Abbagliata dal sole,
calpestata da vento:
il tempo un buco nero,
la vita un giardino chiuso
dove nulla turba
l’immota quiete.

Impulsi a lungo assopiti
svelano spazi nuovi.

Si frantuma la pienezza del tempo
in mille vuoti da costruire;
ali di speranze battono
oltre il muro di confine…

E non importa del dio che s’adira.

***

QUANDO  IL  VENTO –

Quando il vento spezza
il più amato germoglio
e si diverte a trascinarti
per le campagne fiorenti;
le fronde ti sussurrano
parole di gelo
e i fiori che sbocciano
sono corolle recise
sull’acqua ferma del ruscello.

***

ATTESE –

Tornerò in quel punto
ora flagellato dal vento
e dal gelo.
Accenderò il camino
e saprò attendere.
Nessun luogo mi rispetta di più.
Nessun luogo.

Anche se a volte
il cuore desidera
spiagge che non esistono,
gemme che non si schiuderanno.

***

Dal libro Croste di Gianna Maria Campanella

© 2010, Blog degli Autori. Tutti i diritti sono dei rispettivi autori dei contenuti

12 thoughts on “Croste di Gianna Maria Campanella

  1. Ho ricevuto il volumetto. Ringrazio di cio’ la carissima Gianna Maria, alla quale, appena possibile, inoltrero’ la dovuta recensione . .
    Cordiali saluti.

    Gaetano

    1. Sono felice che il libro sia giunto a destinazione. Ti ringrazio di cuore Gaetano e attendo con ansia la tua recensione, il cui solo pensiero mi sorprende e mi commuove. Cordialissimi saluti.

      Gianna

  2. @ Nello Un viaggio poetico esaltante, in cui mi hai sorretto e incoraggiato. Grazie per il passaggio e l’attestato di stima. Carissimi saluti
    Gianna

  3. “Si frantuma la pienezza del tempo
    in mille vuoti da costruire”
    E’ come un’ararancia amara. Un morso ad un frutto che si crede dolce, un sapore che si crede semplice, come una poesia fatta di semplci parole, invece rivela il suo contenuto inatteso. Come uno straniamento brechtiano, queste parole fanno DAVVERO riflettere. Complimenti all’autrice 🙂

    1. Commenti come il tuo,mary, arricchiscono e incoraggiano a continuare a scavare nei meandri dell’animo umano per cogliere il barlume di qualche segreta verità. E’ ciò che continuerò a fare.. grazie di cuore!
      Gianna

    1. La leggerezza è uno stato che cerco di perseguire nella vita come nella scrittura, non sempre con successo. Sono lieta di essere riuscita a trasmettertelo con queste brevi poesie. Grazie! Un caro saluto.
      Gianna

  4. Sono molto contento che il libro “Croste”, a distanza di 20 anni, essendo stato pubblicato nel 1990, continui ad ottenere consensi e riconoscimenti per la qualità letteraria e il valore artistico delle opere contenute in questo libro… Complimenti davvero e auguri sinceri all’autrice Gianna Maria Campanella…

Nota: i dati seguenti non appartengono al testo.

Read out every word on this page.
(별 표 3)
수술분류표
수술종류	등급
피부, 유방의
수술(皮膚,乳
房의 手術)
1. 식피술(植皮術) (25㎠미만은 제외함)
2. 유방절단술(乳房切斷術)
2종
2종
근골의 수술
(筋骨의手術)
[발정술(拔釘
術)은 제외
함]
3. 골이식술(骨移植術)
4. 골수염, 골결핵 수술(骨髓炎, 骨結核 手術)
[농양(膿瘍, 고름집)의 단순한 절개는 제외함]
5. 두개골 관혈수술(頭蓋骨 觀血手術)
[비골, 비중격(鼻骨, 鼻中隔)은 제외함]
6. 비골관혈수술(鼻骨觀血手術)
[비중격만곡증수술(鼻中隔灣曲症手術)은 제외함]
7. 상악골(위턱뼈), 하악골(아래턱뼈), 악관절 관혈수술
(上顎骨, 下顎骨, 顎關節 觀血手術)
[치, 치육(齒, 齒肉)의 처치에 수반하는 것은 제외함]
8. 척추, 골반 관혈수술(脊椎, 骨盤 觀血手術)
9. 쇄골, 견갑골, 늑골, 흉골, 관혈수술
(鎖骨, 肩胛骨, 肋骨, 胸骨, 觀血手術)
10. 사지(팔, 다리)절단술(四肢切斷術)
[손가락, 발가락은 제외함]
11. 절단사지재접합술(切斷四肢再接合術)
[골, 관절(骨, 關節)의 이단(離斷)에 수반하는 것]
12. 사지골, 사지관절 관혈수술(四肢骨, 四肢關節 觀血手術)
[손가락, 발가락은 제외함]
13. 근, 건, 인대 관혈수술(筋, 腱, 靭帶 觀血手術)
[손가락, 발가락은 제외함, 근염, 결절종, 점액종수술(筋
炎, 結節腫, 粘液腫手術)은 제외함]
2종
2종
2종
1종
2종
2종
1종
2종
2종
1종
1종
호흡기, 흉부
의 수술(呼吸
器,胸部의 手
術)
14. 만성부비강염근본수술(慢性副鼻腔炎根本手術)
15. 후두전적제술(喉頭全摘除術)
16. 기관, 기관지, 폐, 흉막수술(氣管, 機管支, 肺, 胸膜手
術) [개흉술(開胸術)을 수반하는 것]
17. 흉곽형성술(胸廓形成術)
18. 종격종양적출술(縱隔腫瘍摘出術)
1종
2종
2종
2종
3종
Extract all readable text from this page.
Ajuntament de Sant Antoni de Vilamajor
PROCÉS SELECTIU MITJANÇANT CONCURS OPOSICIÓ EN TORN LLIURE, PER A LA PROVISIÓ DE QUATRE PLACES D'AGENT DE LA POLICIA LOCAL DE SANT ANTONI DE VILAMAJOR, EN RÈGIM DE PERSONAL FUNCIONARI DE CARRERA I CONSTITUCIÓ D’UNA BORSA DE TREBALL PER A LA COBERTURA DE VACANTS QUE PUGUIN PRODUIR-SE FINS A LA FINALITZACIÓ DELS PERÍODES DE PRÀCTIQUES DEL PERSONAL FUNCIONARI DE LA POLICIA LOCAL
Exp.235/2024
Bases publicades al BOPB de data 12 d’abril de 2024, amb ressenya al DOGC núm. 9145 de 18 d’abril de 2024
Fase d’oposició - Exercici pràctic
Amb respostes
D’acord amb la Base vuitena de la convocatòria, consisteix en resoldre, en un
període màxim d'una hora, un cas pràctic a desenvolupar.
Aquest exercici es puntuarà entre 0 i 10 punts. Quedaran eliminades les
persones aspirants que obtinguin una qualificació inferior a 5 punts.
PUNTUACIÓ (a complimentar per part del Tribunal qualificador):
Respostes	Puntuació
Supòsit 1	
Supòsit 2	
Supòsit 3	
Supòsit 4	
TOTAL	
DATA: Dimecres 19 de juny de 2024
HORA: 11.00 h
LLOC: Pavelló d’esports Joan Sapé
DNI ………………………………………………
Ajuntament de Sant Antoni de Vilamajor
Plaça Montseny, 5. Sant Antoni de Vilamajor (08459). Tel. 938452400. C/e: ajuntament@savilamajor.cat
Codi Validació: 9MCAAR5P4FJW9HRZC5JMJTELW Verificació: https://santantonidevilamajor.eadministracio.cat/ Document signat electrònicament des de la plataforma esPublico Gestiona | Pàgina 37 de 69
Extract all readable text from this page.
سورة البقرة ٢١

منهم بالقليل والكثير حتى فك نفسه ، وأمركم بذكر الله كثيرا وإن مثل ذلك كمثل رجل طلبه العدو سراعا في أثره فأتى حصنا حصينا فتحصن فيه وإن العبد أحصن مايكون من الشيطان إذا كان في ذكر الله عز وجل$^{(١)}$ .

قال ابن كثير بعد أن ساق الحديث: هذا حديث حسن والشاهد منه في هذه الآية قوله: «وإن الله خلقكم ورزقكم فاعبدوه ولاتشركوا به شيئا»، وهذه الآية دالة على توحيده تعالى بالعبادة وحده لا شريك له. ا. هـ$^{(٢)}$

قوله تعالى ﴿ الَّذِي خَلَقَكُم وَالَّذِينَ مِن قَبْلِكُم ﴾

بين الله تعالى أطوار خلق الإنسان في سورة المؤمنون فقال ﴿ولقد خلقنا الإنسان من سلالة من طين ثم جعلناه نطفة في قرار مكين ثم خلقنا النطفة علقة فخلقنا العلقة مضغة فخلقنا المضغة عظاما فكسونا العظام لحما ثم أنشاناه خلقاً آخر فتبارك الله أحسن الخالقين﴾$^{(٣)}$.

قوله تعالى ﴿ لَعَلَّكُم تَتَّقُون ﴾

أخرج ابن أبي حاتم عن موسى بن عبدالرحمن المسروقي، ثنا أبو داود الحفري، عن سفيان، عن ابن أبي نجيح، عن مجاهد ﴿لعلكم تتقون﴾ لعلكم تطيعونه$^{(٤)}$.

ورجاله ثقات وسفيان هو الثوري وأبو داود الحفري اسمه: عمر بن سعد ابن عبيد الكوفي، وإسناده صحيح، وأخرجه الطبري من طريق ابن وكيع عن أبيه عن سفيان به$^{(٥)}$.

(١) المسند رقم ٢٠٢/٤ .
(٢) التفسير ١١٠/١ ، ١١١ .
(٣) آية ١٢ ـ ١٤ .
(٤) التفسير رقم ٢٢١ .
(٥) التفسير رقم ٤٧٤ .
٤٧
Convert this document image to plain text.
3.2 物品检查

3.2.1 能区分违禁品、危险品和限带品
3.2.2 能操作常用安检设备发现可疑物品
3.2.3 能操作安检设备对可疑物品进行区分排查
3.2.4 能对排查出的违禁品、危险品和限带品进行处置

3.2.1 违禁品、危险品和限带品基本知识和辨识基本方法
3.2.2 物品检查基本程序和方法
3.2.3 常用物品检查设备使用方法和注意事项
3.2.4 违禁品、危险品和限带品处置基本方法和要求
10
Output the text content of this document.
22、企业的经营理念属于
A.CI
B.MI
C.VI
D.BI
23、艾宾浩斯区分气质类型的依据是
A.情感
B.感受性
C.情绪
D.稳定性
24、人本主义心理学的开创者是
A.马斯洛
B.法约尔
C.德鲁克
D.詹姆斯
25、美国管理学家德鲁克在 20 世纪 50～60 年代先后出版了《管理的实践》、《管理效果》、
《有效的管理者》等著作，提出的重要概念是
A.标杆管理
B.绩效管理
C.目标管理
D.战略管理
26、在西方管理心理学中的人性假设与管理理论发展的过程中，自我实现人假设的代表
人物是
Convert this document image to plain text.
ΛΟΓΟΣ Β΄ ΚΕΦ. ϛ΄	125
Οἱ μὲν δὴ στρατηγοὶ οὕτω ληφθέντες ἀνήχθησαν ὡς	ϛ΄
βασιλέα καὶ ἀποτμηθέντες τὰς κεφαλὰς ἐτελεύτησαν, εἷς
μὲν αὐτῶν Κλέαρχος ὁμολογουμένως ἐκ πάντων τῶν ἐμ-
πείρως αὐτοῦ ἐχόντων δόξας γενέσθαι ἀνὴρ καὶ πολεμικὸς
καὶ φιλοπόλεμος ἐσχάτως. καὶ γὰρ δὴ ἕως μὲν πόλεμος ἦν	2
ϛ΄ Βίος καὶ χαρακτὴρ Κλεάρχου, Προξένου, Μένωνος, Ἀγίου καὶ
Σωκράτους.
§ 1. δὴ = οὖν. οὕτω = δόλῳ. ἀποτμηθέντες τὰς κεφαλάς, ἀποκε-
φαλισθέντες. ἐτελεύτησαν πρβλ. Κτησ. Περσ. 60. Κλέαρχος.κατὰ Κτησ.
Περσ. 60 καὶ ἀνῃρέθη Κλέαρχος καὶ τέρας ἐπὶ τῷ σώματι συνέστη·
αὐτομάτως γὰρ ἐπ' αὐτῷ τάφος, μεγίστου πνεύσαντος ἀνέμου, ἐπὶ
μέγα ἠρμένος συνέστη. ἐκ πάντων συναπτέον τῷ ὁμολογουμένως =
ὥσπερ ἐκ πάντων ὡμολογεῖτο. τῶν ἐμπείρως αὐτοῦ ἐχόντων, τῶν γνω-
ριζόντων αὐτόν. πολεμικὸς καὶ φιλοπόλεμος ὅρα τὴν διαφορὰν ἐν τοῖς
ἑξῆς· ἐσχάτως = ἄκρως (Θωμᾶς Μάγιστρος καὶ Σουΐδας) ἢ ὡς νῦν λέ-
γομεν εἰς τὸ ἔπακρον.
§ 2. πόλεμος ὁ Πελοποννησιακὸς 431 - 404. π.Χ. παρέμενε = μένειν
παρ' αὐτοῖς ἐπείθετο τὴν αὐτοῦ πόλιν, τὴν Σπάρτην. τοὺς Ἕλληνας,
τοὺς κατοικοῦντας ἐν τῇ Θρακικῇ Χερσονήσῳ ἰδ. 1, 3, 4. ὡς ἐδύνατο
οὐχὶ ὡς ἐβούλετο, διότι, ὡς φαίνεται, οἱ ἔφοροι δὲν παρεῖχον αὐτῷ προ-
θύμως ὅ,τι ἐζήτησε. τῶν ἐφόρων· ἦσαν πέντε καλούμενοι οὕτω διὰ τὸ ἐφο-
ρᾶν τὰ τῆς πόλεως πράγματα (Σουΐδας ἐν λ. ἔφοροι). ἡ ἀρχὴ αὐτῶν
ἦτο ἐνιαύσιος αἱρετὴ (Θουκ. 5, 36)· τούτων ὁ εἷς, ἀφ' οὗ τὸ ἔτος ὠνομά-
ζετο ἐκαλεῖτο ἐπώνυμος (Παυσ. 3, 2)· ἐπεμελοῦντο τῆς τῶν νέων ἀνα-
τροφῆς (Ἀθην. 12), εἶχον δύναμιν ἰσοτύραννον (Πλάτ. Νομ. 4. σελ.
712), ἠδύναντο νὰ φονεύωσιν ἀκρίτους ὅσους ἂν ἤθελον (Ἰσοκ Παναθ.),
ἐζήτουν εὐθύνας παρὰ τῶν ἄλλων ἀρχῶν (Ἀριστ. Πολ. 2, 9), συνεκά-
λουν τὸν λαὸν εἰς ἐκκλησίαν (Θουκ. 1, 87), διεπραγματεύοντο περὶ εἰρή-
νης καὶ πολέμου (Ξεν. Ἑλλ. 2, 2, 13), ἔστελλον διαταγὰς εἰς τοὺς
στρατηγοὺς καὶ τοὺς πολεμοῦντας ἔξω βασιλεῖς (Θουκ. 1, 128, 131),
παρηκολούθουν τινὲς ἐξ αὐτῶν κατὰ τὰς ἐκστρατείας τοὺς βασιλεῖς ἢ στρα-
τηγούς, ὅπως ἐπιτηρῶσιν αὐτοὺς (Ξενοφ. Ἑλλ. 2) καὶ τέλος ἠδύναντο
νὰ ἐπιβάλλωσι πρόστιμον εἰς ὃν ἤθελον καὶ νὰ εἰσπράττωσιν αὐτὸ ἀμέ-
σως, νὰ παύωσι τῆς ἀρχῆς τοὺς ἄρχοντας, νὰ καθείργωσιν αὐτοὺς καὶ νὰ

  5. Non posso farci niente se sono attratta dalla malinconia. Mi procura gioia nell’anima. Non è contraddizione ma è un leggere dentro chi scrive. Adorabili versi di cui mi son fatta rapire piacevolmente e consapevolmente. Complimenti Gianna.

  6. Il vento dell’ impeto guida Gianna Campanella nelle sue liriche. In ” Croste ” la forza della natura sembra declinata alla violenza. Ma dietro il sipario giostra l’ attesa di dolcezza.
    Versi da leggere e meditare. Da impersonare financo. Con lo sguardo rivolto al domani.